Chances are good if you have to ask a structural design question, then you are in over your head.

Reader LARRY in DITTMER writes:

*“Can you 2 by 4 flat on an 8 foot span Truss”*

A few years ago, one of my neighbors bought a pole building kit from someone other than Hansen Pole Buildings. It was for a garage and sidewall columns and single roof trusses were placed every eight feet. Now I am relatively certain this building’s roof purlins were supposed to be 2×8 on edge between trusses – however for some obscure reason, they got installed flat wise! I am unsure as to how they were even able to get roofing installed without falling through.

This is just one of many reasons why post frame buildings should be designed by a Registered Professional Engineer.

When it comes to designing whether a roof purlin can achieve a given span, it takes a lot of calculations – both for live or snow loads, as well as wind loads. In high wind areas, wind will fail purlins (or their connections) rather than snow! I have condensed calculations down to just bending and deflection and will use minimum snow loads in this example:

**ROOF PURLIN DESIGN – Main Building (Balanced snow load)**

Assumptions:

Roof slope = 4:12 (18.435° roof angle)

Trusses spaced 8-ft. o.c.

Purlin span = 8-ft.

Purlin spacing = 24 in.

Purlin size 2″ x 4″ #2 Southern Pine

Roof steel dead load = 0.63 psf steel American Building Components catalogue

Roof lumber dead load = 0.587 psf

Total purlin dead load = 1.217 psf

**Check for gravity loads**

**Bending Stresses**

Fb: allowable bending pressure

Fb‘ = Fb * CD * CM * Ct * CL * CF * Cfu * Ci * Cr

CD: load duration factor

CD = 1.15 NDS 2.3.2

CM: wet service factor

CM = 1 because purlins are protected from moisture by roof

Ct: temperature factor

Ct = 1 NDS 2.3.3

CL: beam stability factor

CL = 1 NDS 4.4.1

CF: size factor

CF = 1 NDS Supplement table 4B

Cfu: flat use factor

Cfu = 1.1 NDS Supplement table 4B

Ci: incising factor

Ci = 1 NDS 4.3.8

Cr: repetitive member factor

Cr = 1.15 NDS 4.3.9

Fb = 1100 psi NDS Supplement Table 4B

Fb‘ = 1100 psi * 1.15 * 1 * 1 * 1 * 1 * 1.1 * 1 * 1.15

Fb‘ = 1600 psi

fb: bending stress from snow/dead loads

fb = (purlin_dead_load + S) * spacing / 12 * cos(θ) / 12 * (sf * 12 – 3)2 / 8 * 6 / b / d2 * cos(θ)

S = 21.217 psf using the appropriate load calculated above

fb = 21.217 psf * 24″ / 12 in./ft. * cos(18.435) / 12 in./ft. * (8′ * 12 in./ft.)2 / 8 * 6 / 3.5″ / 1.5″2 * cos(18.435)

fb = 2961.59 psi > 1600 psi; stressed to 185.1%

**Deflection**

Δallow: allowable deflection

Δallow = l / 180 IBC table 1604.3

l = 96″

Δallow = 96″ / 180

Δallow = 0.533″

Δmax: maximum deflection

Δmax = S * spacing * cos(θ * π / 180) * (sf * 12)4 / 185 / E / I from http://www.awc.org/pdf/DA6-BeamFormulas.pdf p.18

E: Modulus of Elasticity

E = 1400000 psi NDS Supplement

I: moment of inertia

I = b * d3 / 12

I = 3.5″ * 1.5″3 / 12

I = 0.984375 in.4

Δmax = 21.217 psf / 144 psi/psf * 24″ * cos(18.435° * 3.14159 / 180) * (8′ * 12 in./ft.)4 / 185 / 1400000 psi / 0.984375 in.4

Δmax = 1.118″ > 0.533″; 209.68% overstressed in deflection

These calculations are based upon purlins every 24 inches on center.

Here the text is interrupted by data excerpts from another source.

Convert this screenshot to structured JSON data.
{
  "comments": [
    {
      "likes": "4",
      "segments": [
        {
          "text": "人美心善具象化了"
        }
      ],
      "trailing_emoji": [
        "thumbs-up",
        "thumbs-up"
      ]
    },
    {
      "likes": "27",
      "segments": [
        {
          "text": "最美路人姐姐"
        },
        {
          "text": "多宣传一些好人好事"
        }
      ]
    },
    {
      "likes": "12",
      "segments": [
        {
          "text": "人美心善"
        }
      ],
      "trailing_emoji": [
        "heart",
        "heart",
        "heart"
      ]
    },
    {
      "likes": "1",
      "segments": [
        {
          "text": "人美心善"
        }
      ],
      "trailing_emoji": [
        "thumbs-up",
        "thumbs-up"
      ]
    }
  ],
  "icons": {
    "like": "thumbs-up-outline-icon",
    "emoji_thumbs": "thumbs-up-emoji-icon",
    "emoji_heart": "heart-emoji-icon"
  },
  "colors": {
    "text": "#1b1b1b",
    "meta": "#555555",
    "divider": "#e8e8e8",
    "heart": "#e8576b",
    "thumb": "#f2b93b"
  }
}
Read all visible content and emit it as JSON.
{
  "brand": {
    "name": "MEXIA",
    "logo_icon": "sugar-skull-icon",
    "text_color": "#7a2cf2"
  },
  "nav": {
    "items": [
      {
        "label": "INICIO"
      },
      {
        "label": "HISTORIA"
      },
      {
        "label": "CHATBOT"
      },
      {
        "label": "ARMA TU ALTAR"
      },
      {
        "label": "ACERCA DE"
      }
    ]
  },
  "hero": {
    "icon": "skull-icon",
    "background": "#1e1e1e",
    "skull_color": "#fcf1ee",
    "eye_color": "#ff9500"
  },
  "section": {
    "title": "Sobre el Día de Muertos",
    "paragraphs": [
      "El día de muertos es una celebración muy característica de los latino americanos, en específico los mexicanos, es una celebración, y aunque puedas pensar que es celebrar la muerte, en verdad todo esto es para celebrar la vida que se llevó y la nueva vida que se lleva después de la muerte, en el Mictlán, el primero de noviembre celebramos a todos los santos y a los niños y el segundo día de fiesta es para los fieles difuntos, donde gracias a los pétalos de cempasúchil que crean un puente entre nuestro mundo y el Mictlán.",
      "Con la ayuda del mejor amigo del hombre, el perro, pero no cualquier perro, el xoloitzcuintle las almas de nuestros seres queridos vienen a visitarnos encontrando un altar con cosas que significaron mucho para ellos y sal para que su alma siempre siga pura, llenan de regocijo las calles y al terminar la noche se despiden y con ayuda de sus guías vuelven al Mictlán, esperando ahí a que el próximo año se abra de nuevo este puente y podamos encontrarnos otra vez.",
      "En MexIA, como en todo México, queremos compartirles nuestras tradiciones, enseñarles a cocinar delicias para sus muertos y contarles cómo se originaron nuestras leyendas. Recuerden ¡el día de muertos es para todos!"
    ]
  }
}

If you were to reduce spacing to say 11 inches on center then flatwise 2×4 #2 Southern Pine with a 20 psf roof snow load would be adequate.

If you were able to somehow acquire 2850f Machine Stress Rated 2×4 with a E value of 2300000 psi (very high grade material used by some truss manufacturers) spacing could be 18 inches on center.

Again – remember these equations are just for checking for bending due to a minimal snow load, wind conditions may dictate. Please consult with a Registered Professional Engineer for actual designs.